La deposizione del sindaco di Cesenatico al processo ‘Radici’
I bar e i ristoranti di Cesenatico al centro delle cronache dal 2018 al 2022 sono stati compravenduti a persone vicine al clan dei Piromalli della ‘Ndrangheta calabrese. Quelle che sino all’altro giorno erano soltanto ipotesi di reato, sono diventate realtà, dopo la sentenza emessa mercoledì nell’ambito del processo in svolgimento al tribunale di Ravenna legato all’operazione "Radici", dove su 22 persone finite alla sbarra, ne sono state condannate 21. Fra queste ci sono tutti i volti coinvolti negli affari loschi di Cesenatico. Il bar pasticceria Dolcesalato in piazza Comandini al centro di viale Roma, un ristorante sul lungomare che poi ha cambiato nome, un bar in centro, un piccolo pubblico esercizio nella zona di Ponente e persino un albergo, in quegli anni sono passati a uomini senza scrupoli, disposti a tutto, incluse le violenze e le minacce, per riciclare in riviera ingenti somme derivanti dagli affari sporchi della malavita.
Il collegio penale del tribunale di Ravenna presieduto dal giudice Cecilia Calandra, ha confermato infatti l’impianto accusatorio, dimostrando la sussistenza della gran parte dei reati contestati, compresa l’aggravante del metodo mafioso per alcuni degli imputati. Francesco Patamia è stato condannato a 11 anni e 2 mesi con una multa di 9.200 euro, Rocco Patamia a 10 anni e 6 mesi con una multa di 8.600 euro, Alessandro di Maina a 6 anni e 8 mesi oltre a 4mila euro di multa, e Giuseppe Maiolo, l’uomo che faceva da "ragioniere", è stato invece condannato a 3 anni e 9 mesi. Si conclude così un importante capitolo di una vicenda iniziata nel 2018, quando a Cesenatico ed in altri luoghi della Romagna, era stata notata la presenza di alcuni imprenditori calabresi, i quali stavano acquistando aziende sul territorio, pur essendo degli sconosciuti. I riflettori si accesero su di un ristorante in viale Carducci, un albergo in centro, un bar pasticceria in viale Roma, altri due bar e laboratori di pasticceria. Dietro questi affari c’era Francesco Patamia, oggi 37 anni, il quale assieme ai soci condusse le trattative per acquisire le attività tramite la FP Group, una società con sede a Milano. C’era aria di attività malavitose e le spie sul cruscotto delle forze dell’ordine, indicavano che c’era un tentacolo della ‘Ndrangheta calabrese insediato in riviera.

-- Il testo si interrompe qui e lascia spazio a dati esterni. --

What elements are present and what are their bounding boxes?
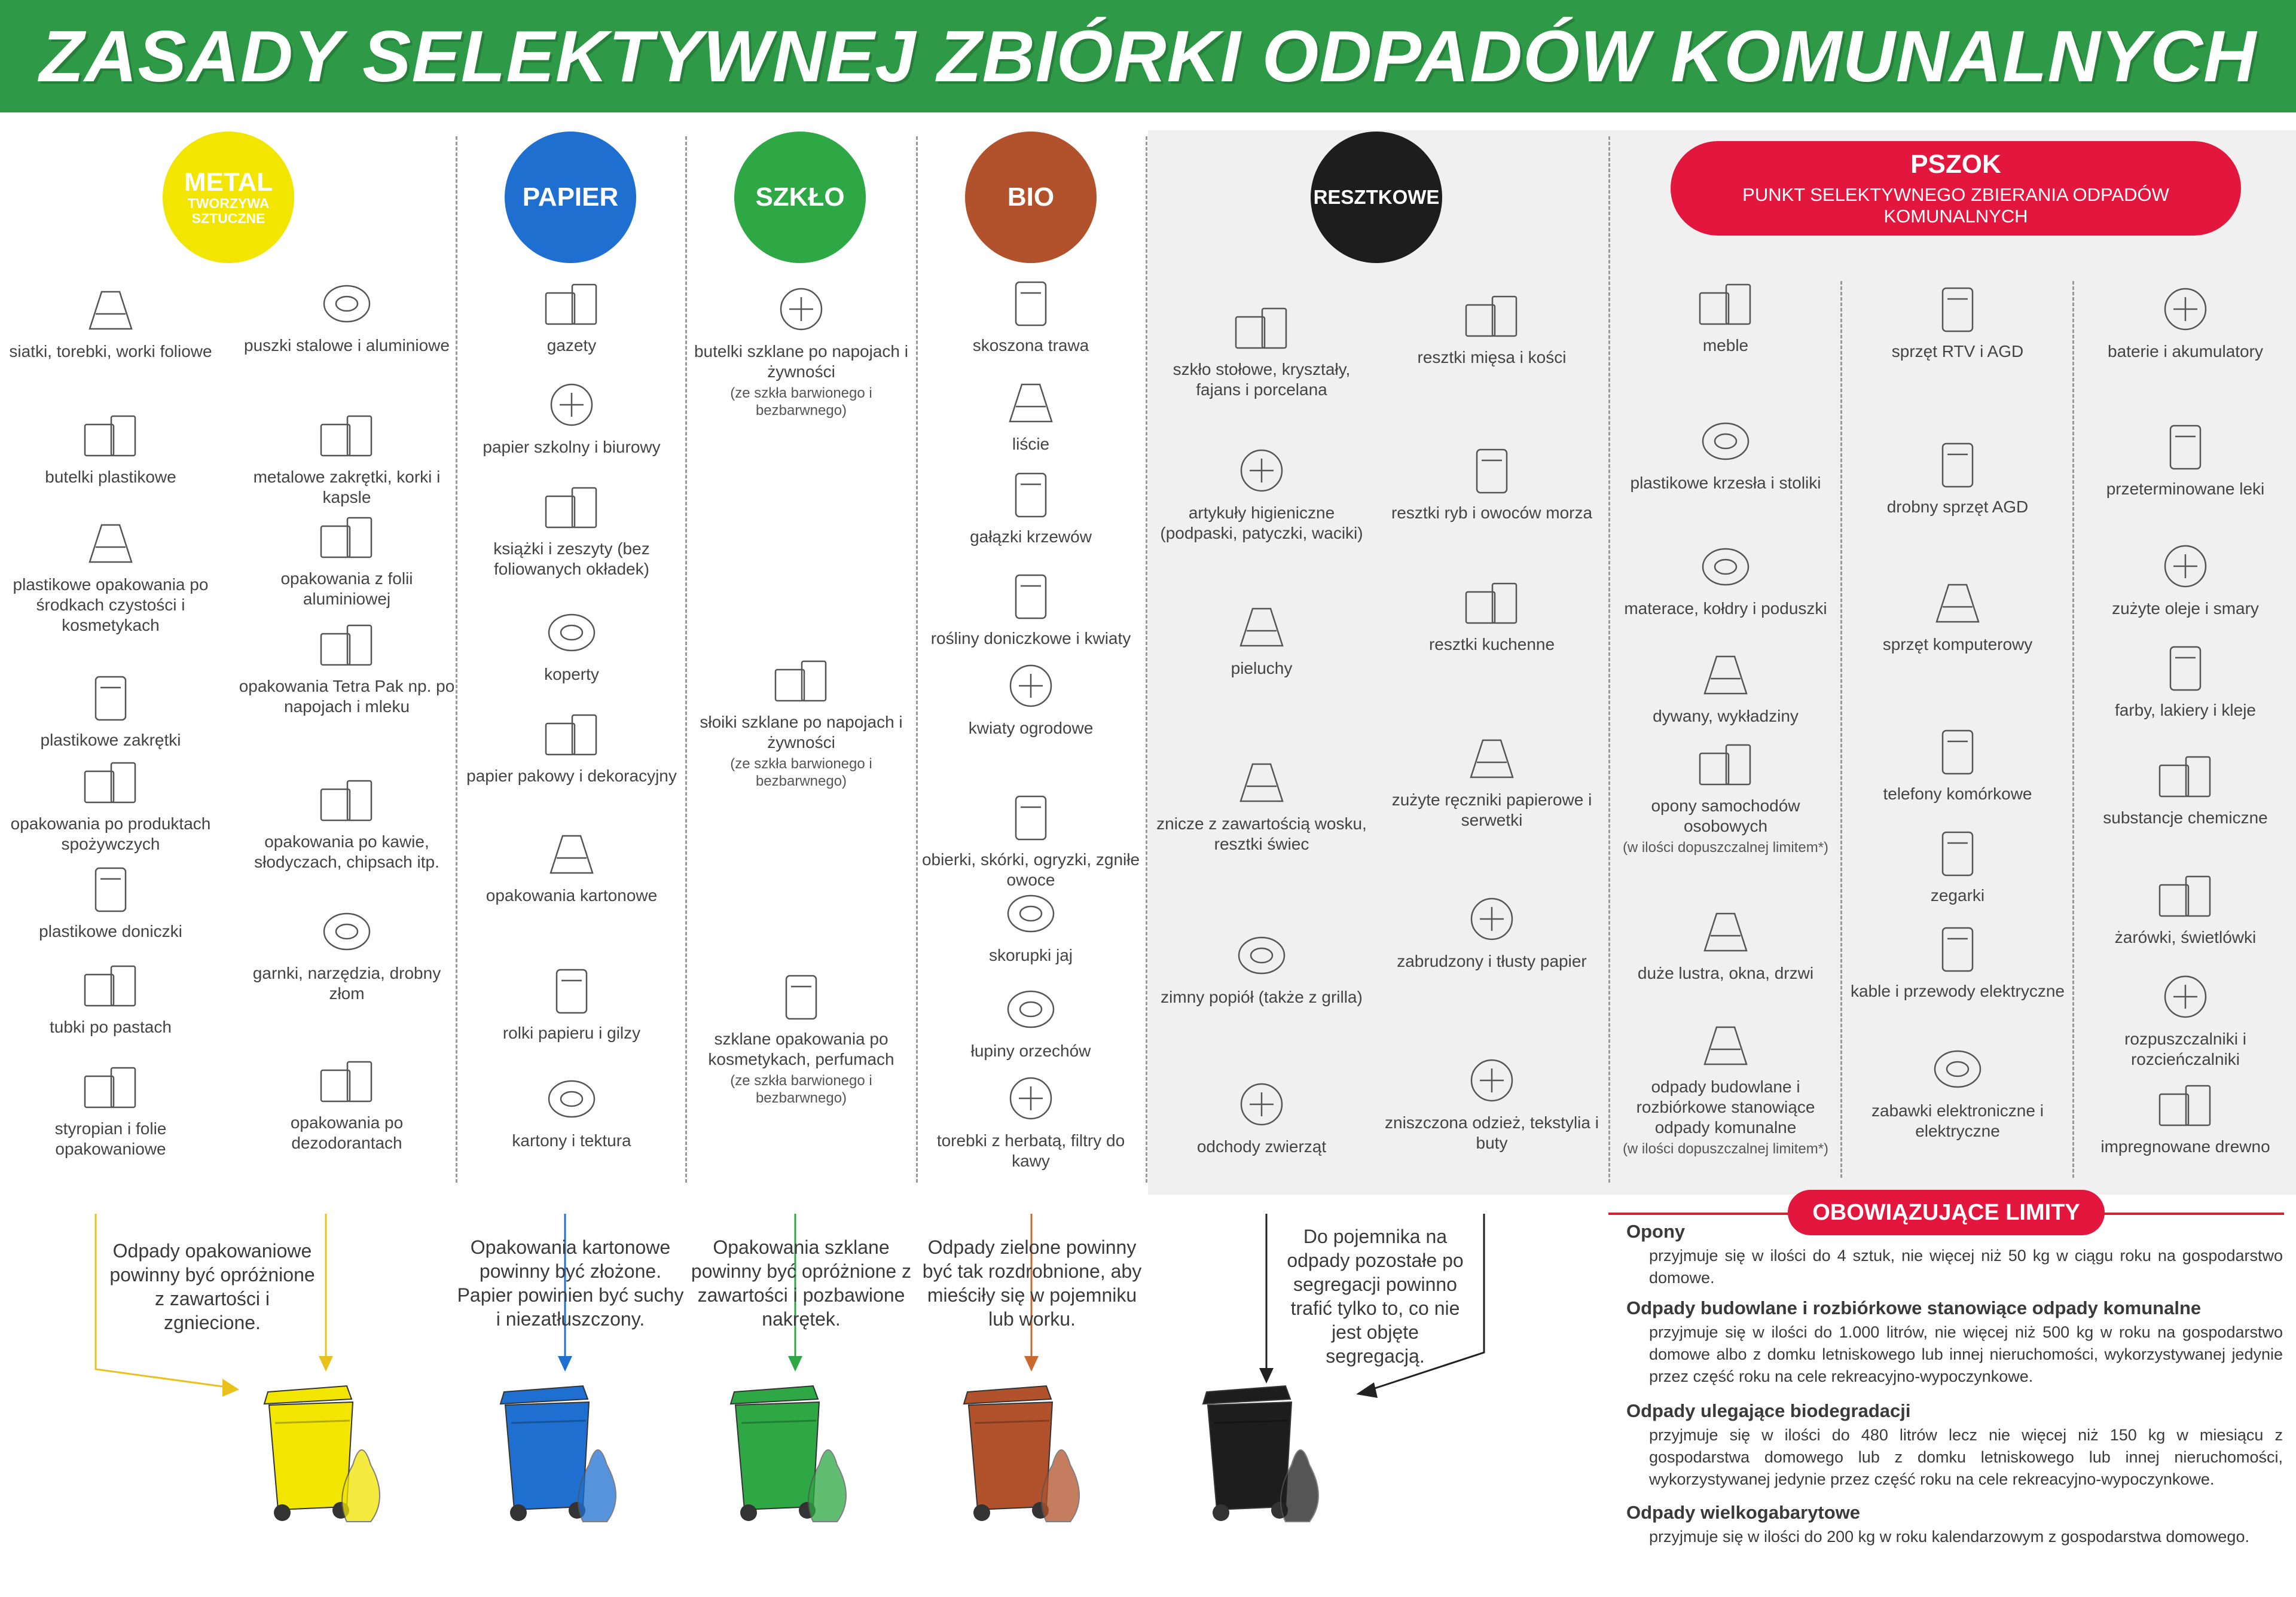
waste-item (1844, 723, 2071, 804)
waste-item (1612, 646, 1839, 726)
grass-icon (992, 275, 1070, 332)
item-label: koperty (544, 665, 599, 683)
waste-item (2076, 538, 2295, 619)
snack-bag-icon (308, 771, 386, 828)
bin-bio (951, 1369, 1100, 1531)
kitchen-scraps-icon (1453, 574, 1531, 631)
item-label: duże lustra, okna, drzwi (1637, 964, 1814, 982)
cardboard-box-icon (533, 1070, 610, 1127)
item-label: zużyte oleje i smary (2112, 599, 2259, 618)
flowers-icon (992, 658, 1070, 714)
item-label: opakowania Tetra Pak np. po napojach i mleku (239, 677, 455, 716)
limits-title: OBOWIĄZUJĄCE LIMITY (1788, 1190, 2105, 1235)
item-label: garnki, narzędzia, drobny złom (252, 964, 441, 1003)
waste-item (1612, 275, 1839, 356)
rubble-icon (1687, 1016, 1764, 1073)
waste-item (688, 652, 915, 790)
category-papier (505, 132, 636, 263)
paint-icon (2147, 640, 2224, 697)
bin-note-resztkowe: Do pojemnika na odpady pozostałe po segregacji powinno trafić tylko to, co nie jest objęte segregacją. (1287, 1226, 1464, 1367)
plastic-bag-icon (72, 281, 149, 338)
cleaning-bottles-icon (72, 514, 149, 571)
category-sublabel: PUNKT SELEKTYWNEGO ZBIERANIA ODPADÓW KOMUNALNYCH (1742, 184, 2169, 227)
page-title: ZASADY SELEKTYWNEJ ZBIÓRKI ODPADÓW KOMUNALNYCH (39, 16, 2257, 97)
waste-item (1378, 891, 1605, 972)
waste-item (2076, 640, 2295, 720)
item-label: tubki po pastach (50, 1018, 172, 1036)
bin-szklo (718, 1369, 867, 1531)
waste-item (459, 275, 684, 356)
waste-item (1844, 921, 2071, 1001)
waste-item (918, 466, 1144, 547)
separator (1840, 281, 1842, 1178)
waste-item (1378, 287, 1605, 368)
category-resztkowe (1311, 132, 1442, 263)
bin-note-szklo: Opakowania szklane powinny być opróżnione z zawartości i pozbawione nakrętek. (691, 1236, 912, 1330)
item-label: kartony i tektura (512, 1131, 631, 1150)
ash-icon (1223, 927, 1300, 984)
item-label: zniszczona odzież, tekstylia i buty (1385, 1113, 1599, 1152)
item-note: (ze szkła barwionego i bezbarwnego) (730, 756, 872, 789)
item-label: skoszona trawa (972, 336, 1089, 355)
waste-item (2076, 281, 2295, 362)
item-label: telefony komórkowe (1883, 784, 2032, 803)
waste-item (3, 407, 218, 487)
carton-icon (533, 825, 610, 882)
bin-note-papier: Opakowania kartonowe powinny być złożone. Papier powinien być suchy i niezatłuszczony. (457, 1236, 684, 1330)
item-label: pieluchy (1231, 659, 1293, 677)
waste-item (2076, 1076, 2295, 1157)
candle-icon (1223, 753, 1300, 810)
solvent-icon (2147, 969, 2224, 1025)
chemicals-icon (2147, 747, 2224, 804)
waste-item (459, 604, 684, 685)
limit-text: przyjmuje się w ilości do 480 litrów lecz nie więcej niż 150 kg w miesiącu z gospodarstwa domowego lub z domku letniskowego lub innej nieruchomości, wykorzystywanej jedynie przez część roku na cele rekreacyjno-wypoczynkowe. (1649, 1426, 2283, 1488)
waste-item (918, 885, 1144, 966)
waste-item (1378, 442, 1605, 523)
item-label: rośliny doniczkowe i kwiaty (930, 629, 1131, 648)
waste-item (1154, 442, 1369, 543)
paper-roll-icon (533, 963, 610, 1019)
waste-item (1844, 436, 2071, 517)
waste-item (236, 616, 457, 717)
gift-wrap-icon (533, 706, 610, 762)
waste-item (236, 771, 457, 872)
item-label: opony samochodów osobowych (1651, 796, 1800, 835)
item-label: puszki stalowe i aluminiowe (244, 336, 450, 355)
item-label: skorupki jaj (988, 946, 1073, 964)
waste-item (236, 407, 457, 508)
item-label: zabrudzony i tłusty papier (1397, 952, 1587, 970)
item-label: przeterminowane leki (2106, 480, 2265, 498)
waste-item (1844, 574, 2071, 655)
separator (2072, 281, 2074, 1178)
item-label: książki i zeszyty (bez foliowanych okładek) (493, 539, 650, 578)
waste-item (1154, 753, 1369, 854)
furniture-icon (1687, 275, 1764, 332)
plastic-bottle-icon (72, 407, 149, 463)
deodorant-icon (308, 1052, 386, 1109)
item-label: plastikowe krzesła i stoliki (1630, 474, 1821, 492)
bulb-icon (2147, 867, 2224, 924)
category-pszok (1671, 141, 2241, 236)
waste-item (459, 963, 684, 1043)
waste-item (2076, 867, 2295, 948)
limit-heading: Odpady wielkogabarytowe (1626, 1502, 1861, 1523)
item-label: żarówki, świetlówki (2114, 928, 2257, 946)
category-sublabel: TWORZYWA SZTUCZNE (187, 195, 270, 227)
tetra-pak-icon (308, 616, 386, 673)
category-bio (965, 132, 1097, 263)
item-note: (ze szkła barwionego i bezbarwnego) (730, 1073, 872, 1106)
category-label: BIO (1007, 182, 1055, 212)
waste-item (1378, 1052, 1605, 1153)
item-label: gałązki krzewów (970, 527, 1092, 546)
waste-item (1612, 735, 1839, 856)
item-label: artykuły higieniczne (podpaski, patyczki, waciki) (1160, 503, 1363, 542)
item-label: opakowania po produktach spożywczych (10, 814, 211, 853)
waste-item (236, 275, 457, 356)
item-label: butelki plastikowe (45, 468, 176, 486)
item-label: zegarki (1930, 886, 1985, 905)
item-label: impregnowane drewno (2100, 1137, 2270, 1156)
item-label: znicze z zawartością wosku, resztki świec (1156, 814, 1367, 853)
oil-can-icon (2147, 538, 2224, 595)
item-label: sprzęt RTV i AGD (1891, 342, 2024, 361)
waste-item (3, 861, 218, 942)
laptop-icon (1919, 574, 1996, 631)
item-label: opakowania z folii aluminiowej (280, 569, 413, 608)
category-label: METAL (184, 167, 273, 197)
wood-icon (2147, 1076, 2224, 1133)
tube-icon (72, 957, 149, 1013)
metal-cap-icon (308, 407, 386, 463)
waste-item (1154, 598, 1369, 679)
item-label: resztki mięsa i kości (1417, 348, 1567, 367)
item-label: plastikowe zakrętki (40, 731, 181, 749)
waste-item (1378, 729, 1605, 830)
plant-icon (992, 568, 1070, 625)
waste-item (3, 1058, 218, 1159)
waste-item (3, 957, 218, 1037)
bottle-cap-icon (72, 670, 149, 726)
nutshell-icon (992, 981, 1070, 1037)
item-label: torebki z herbatą, filtry do kawy (936, 1131, 1125, 1170)
waste-item (236, 508, 457, 609)
hygiene-icon (1223, 442, 1300, 499)
limit-text: przyjmuje się w ilości do 200 kg w roku kalendarzowym z gospodarstwa domowego. (1649, 1528, 2249, 1546)
item-label: sprzęt komputerowy (1882, 635, 2033, 654)
bin-note-bio: Odpady zielone powinny być tak rozdrobnione, aby mieściły się w pojemniku lub worku. (922, 1236, 1142, 1330)
waste-item (2076, 747, 2295, 828)
greasy-paper-icon (1453, 891, 1531, 948)
item-label: opakowania po dezodorantach (290, 1113, 404, 1152)
diaper-icon (1223, 598, 1300, 655)
plastic-chair-icon (1687, 413, 1764, 469)
item-label: butelki szklane po napojach i żywności (694, 342, 908, 381)
waste-item (1612, 1016, 1839, 1158)
paper-sheets-icon (533, 377, 610, 433)
item-label: zużyte ręczniki papierowe i serwetki (1391, 790, 1592, 829)
cable-icon (1919, 921, 1996, 978)
item-label: dywany, wykładziny (1653, 707, 1799, 725)
toy-icon (1919, 1040, 1996, 1097)
waste-item (918, 374, 1144, 454)
waste-item (688, 281, 915, 419)
item-label: baterie i akumulatory (2108, 342, 2263, 361)
waste-item (3, 281, 218, 362)
waste-item (1378, 574, 1605, 655)
peels-icon (992, 789, 1070, 846)
item-label: kwiaty ogrodowe (968, 719, 1094, 737)
item-label: meble (1702, 336, 1749, 355)
category-label: SZKŁO (755, 182, 845, 212)
twigs-icon (992, 466, 1070, 523)
separator (685, 136, 687, 1183)
waste-item (1612, 903, 1839, 984)
waste-item (1612, 413, 1839, 493)
item-label: rolki papieru i gilzy (502, 1024, 641, 1042)
newspaper-icon (533, 275, 610, 332)
waste-item (1154, 299, 1369, 400)
item-label: zabawki elektroniczne i elektryczne (1871, 1101, 2044, 1140)
item-label: plastikowe doniczki (39, 922, 182, 941)
waste-item (459, 1070, 684, 1151)
tea-bag-icon (992, 1070, 1070, 1127)
category-szklo (734, 132, 866, 263)
mirror-icon (1687, 903, 1764, 960)
bin-resztkowe (1190, 1369, 1339, 1531)
can-icon (308, 275, 386, 332)
battery-icon (2147, 281, 2224, 338)
item-label: resztki ryb i owoców morza (1391, 503, 1593, 522)
bin-metal (251, 1369, 401, 1531)
separator (1608, 136, 1610, 1183)
limit-text: przyjmuje się w ilości do 1.000 litrów, nie więcej niż 500 kg w roku na gospodarstwo domowe albo z domku letniskowego lub innej nieruchomości, wykorzystywanej jedynie przez część roku na cele rekreacyjno-wypoczynkowe. (1649, 1323, 2283, 1385)
limit-heading: Odpady budowlane i rozbiórkowe stanowiące odpady komunalne (1626, 1297, 2202, 1318)
waste-item (918, 568, 1144, 649)
waste-item (1844, 281, 2071, 362)
item-label: siatki, torebki, worki foliowe (9, 342, 212, 361)
item-label: resztki kuchenne (1428, 635, 1555, 654)
book-icon (533, 478, 610, 535)
item-label: odpady budowlane i rozbiórkowe stanowiące odpady komunalne (1636, 1077, 1815, 1137)
mattress-icon (1687, 538, 1764, 595)
separator (1146, 136, 1147, 1183)
item-label: odchody zwierząt (1196, 1137, 1327, 1156)
item-label: metalowe zakrętki, korki i kapsle (253, 468, 441, 506)
item-label: rozpuszczalniki i rozcieńczalniki (2124, 1030, 2246, 1068)
waste-item (918, 658, 1144, 738)
item-label: materace, kołdry i poduszki (1624, 599, 1827, 618)
leaves-icon (992, 374, 1070, 430)
waste-item (2076, 969, 2295, 1070)
pot-icon (308, 903, 386, 960)
fish-bones-icon (1453, 442, 1531, 499)
item-label: substancje chemiczne (2103, 808, 2268, 827)
category-label: RESZTKOWE (1313, 185, 1440, 208)
item-label: szkło stołowe, kryształy, fajans i porcelana (1173, 360, 1351, 399)
item-label: papier pakowy i dekoracyjny (466, 767, 677, 785)
phone-icon (1919, 723, 1996, 780)
glass-jar-icon (762, 652, 840, 709)
item-label: łupiny orzechów (970, 1042, 1091, 1060)
waste-item (459, 706, 684, 786)
waste-item (3, 670, 218, 750)
waste-item (918, 981, 1144, 1061)
food-container-icon (72, 753, 149, 810)
item-label: obierki, skórki, ogryzki, zgniłe owoce (921, 850, 1140, 889)
carpet-icon (1687, 646, 1764, 703)
item-label: drobny sprzęt AGD (1886, 497, 2029, 516)
styrofoam-icon (72, 1058, 149, 1115)
item-label: plastikowe opakowania po środkach czystości i kosmetykach (13, 575, 209, 634)
item-label: opakowania kartonowe (486, 886, 658, 905)
envelope-icon (533, 604, 610, 661)
waste-item (1844, 825, 2071, 906)
bin-papier (487, 1369, 637, 1531)
waste-item (1612, 538, 1839, 619)
waste-item (459, 478, 684, 579)
waste-item (3, 753, 218, 854)
flower-pot-icon (72, 861, 149, 918)
item-label: szklane opakowania po kosmetykach, perfumach (708, 1030, 894, 1068)
item-label: styropian i folie opakowaniowe (54, 1119, 167, 1158)
eggshell-icon (992, 885, 1070, 942)
limit-text: przyjmuje się w ilości do 4 sztuk, nie więcej niż 50 kg w ciągu roku na gospodarstwo domowe. (1649, 1247, 2283, 1287)
item-note: (w ilości dopuszczalnej limitem*) (1622, 1141, 1829, 1157)
clothes-icon (1453, 1052, 1531, 1109)
waste-item (3, 514, 218, 636)
category-metal (163, 132, 294, 263)
animal-waste-icon (1223, 1076, 1300, 1133)
item-label: kable i przewody elektryczne (1851, 982, 2065, 1000)
meat-icon (1453, 287, 1531, 344)
waste-item (459, 377, 684, 457)
appliances-icon (1919, 281, 1996, 338)
cosmetic-bottle-icon (762, 969, 840, 1025)
foil-tray-icon (308, 508, 386, 565)
tire-icon (1687, 735, 1764, 792)
item-label: farby, lakiery i kleje (2114, 701, 2256, 719)
waste-item (236, 903, 457, 1004)
item-label: papier szkolny i biurowy (483, 438, 661, 456)
hair-dryer-icon (1919, 436, 1996, 493)
waste-item (1154, 1076, 1369, 1157)
waste-item (1844, 1040, 2071, 1141)
item-label: gazety (546, 336, 597, 355)
waste-item (918, 275, 1144, 356)
tableware-icon (1223, 299, 1300, 356)
item-note: (w ilości dopuszczalnej limitem*) (1622, 839, 1829, 856)
waste-item (459, 825, 684, 906)
waste-item (918, 789, 1144, 890)
category-label: PSZOK (1910, 149, 2001, 179)
watch-icon (1919, 825, 1996, 882)
waste-item (2076, 419, 2295, 499)
item-note: (ze szkła barwionego i bezbarwnego) (730, 385, 872, 419)
waste-item (1154, 927, 1369, 1007)
item-label: zimny popiół (także z grilla) (1161, 988, 1363, 1006)
paper-towel-icon (1453, 729, 1531, 786)
glass-bottle-icon (762, 281, 840, 338)
pills-icon (2147, 419, 2224, 475)
item-label: słoiki szklane po napojach i żywności (700, 713, 903, 752)
limit-heading: Opony (1626, 1221, 1686, 1242)
item-label: opakowania po kawie, słodyczach, chipsach itp. (254, 832, 439, 871)
item-label: liście (1012, 435, 1050, 453)
category-label: PAPIER (522, 182, 619, 212)
waste-item (918, 1070, 1144, 1171)
waste-item (688, 969, 915, 1107)
waste-item (236, 1052, 457, 1153)
bin-note-metal: Odpady opakowaniowe powinny być opróżnione z zawartości i zgniecione. (109, 1240, 315, 1333)
limit-heading: Odpady ulegające biodegradacji (1626, 1400, 1911, 1421)
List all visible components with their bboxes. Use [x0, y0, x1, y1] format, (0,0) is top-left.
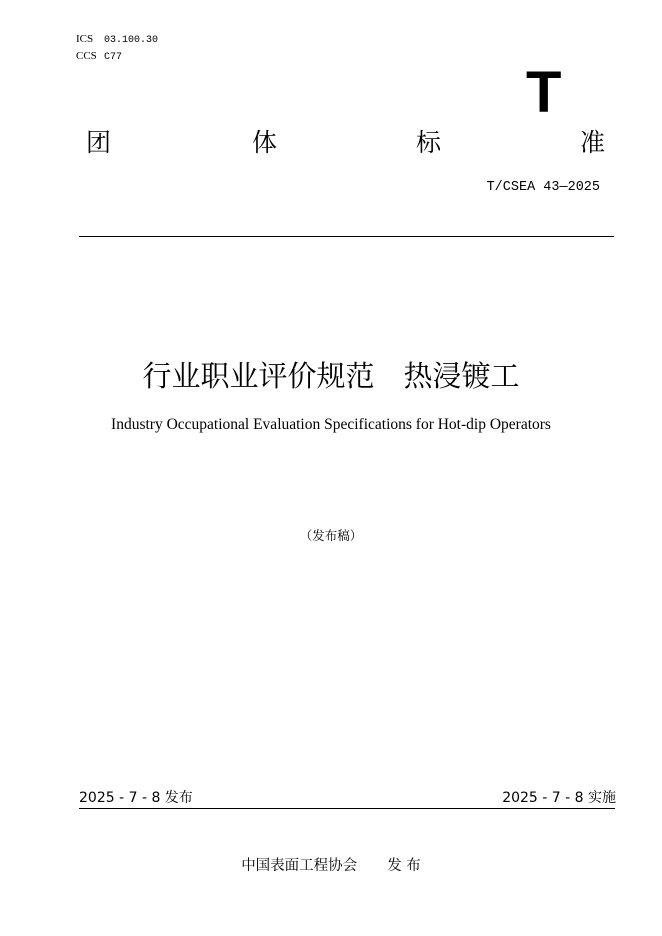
document-title-en: Industry Occupational Evaluation Specifications for Hot-dip Operators — [111, 416, 551, 433]
publish-action: 发 布 — [387, 858, 421, 874]
publish-date: 2025 - 7 - 8 发布 — [79, 790, 193, 806]
standard-code: T/CSEA 43—2025 — [486, 180, 600, 195]
ics-line — [76, 33, 158, 47]
publisher-name: 中国表面工程协会 — [241, 858, 358, 874]
implement-date: 2025 - 7 - 8 实施 — [502, 790, 616, 806]
publisher-line — [0, 854, 662, 875]
ics-value: 03.100.30 — [104, 35, 159, 46]
ccs-value: C77 — [104, 52, 123, 63]
std-type-char-1: 团 — [86, 128, 112, 157]
draft-status: （发布稿） — [299, 528, 363, 543]
document-title-zh: 行业职业评价规范 热浸镀工 — [142, 359, 520, 393]
ccs-line — [76, 50, 122, 64]
std-type-char-2: 体 — [252, 128, 278, 157]
std-type-char-3: 标 — [416, 128, 442, 157]
ccs-label: CCS — [76, 50, 97, 62]
ics-label: ICS — [76, 33, 94, 45]
header-divider — [79, 236, 614, 237]
standard-category-letter: T — [526, 60, 562, 125]
footer-divider — [79, 808, 615, 809]
std-type-char-4: 准 — [580, 128, 606, 157]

Francesco Patamia, la cui famiglia è legata al clan dei Piromalli, secondo l’accusa ha avuto un ruolo chiave nel tentativo di infiltrazioni della malavita, così come nel piano criminale ebbe un ruolo strategico suo padre Rocco. Patamia poi si trasferì altrove e lasciò sul posto un suo uomo di fiducia, il 53enne Alessandro di Maina, nato a Bologna e residente ufficialmente a Cesenatico. Nel far partire le indagini ha avuto un ruolo importante il sindaco di Cesenatico Matteo Gozzoli, che segnalò alla Prefettura di Forlì e al Commissariato di polizia di Cesena, la sua preoccupazione in relazione agli investimenti anomali della famiglia Patamia, riferendo anche delle minacce subite da un agente della polizia locale durante la verifica in un’azienda. Oltre al vigile, a Cesenatico venne minacciato anche un operatore di Hera ed un funzionario dell’ufficio commercio del Comune. Le indagini sono partite proprio dalla Tenenza di Cesenatico della Guardia di Finanza e hanno consentito di collocare queste compravendite ed i movimenti strani nell’acquisto e nelle cessioni delle aziende, nell’ambito delle indagini successivamente condotte a livello nazionale dalle Fiamme Gialle del Gico, i Gruppi d’investigazione sulla criminalità organizzata, dalla Polizia di Stato e della Dda di Bologna. Gozzoli, il quale ha testimoniato al processo dalla prima all’ultima udienza, è soddisfatto della sentenza: "È stata scoperchiata una situazione molto grave, anche grazie all’impegno enorme del Pubblico ministero Marco Forte, delle Fiamme Gialle di Cesenatico e della Polizia. La sentenza ci dà coraggio perché ribadisce ancora una volta che grazie alle reazioni dei cittadini e delle istituzioni, al lavoro delle forze dell’ordine e della magistratura, i territori si possono ancora difendere dalle infiltrazioni mafiose. Cesenatico ha alzato la testa, e lo ha fatto grazie alla coesione del suo tessuto sociale e della sua gente".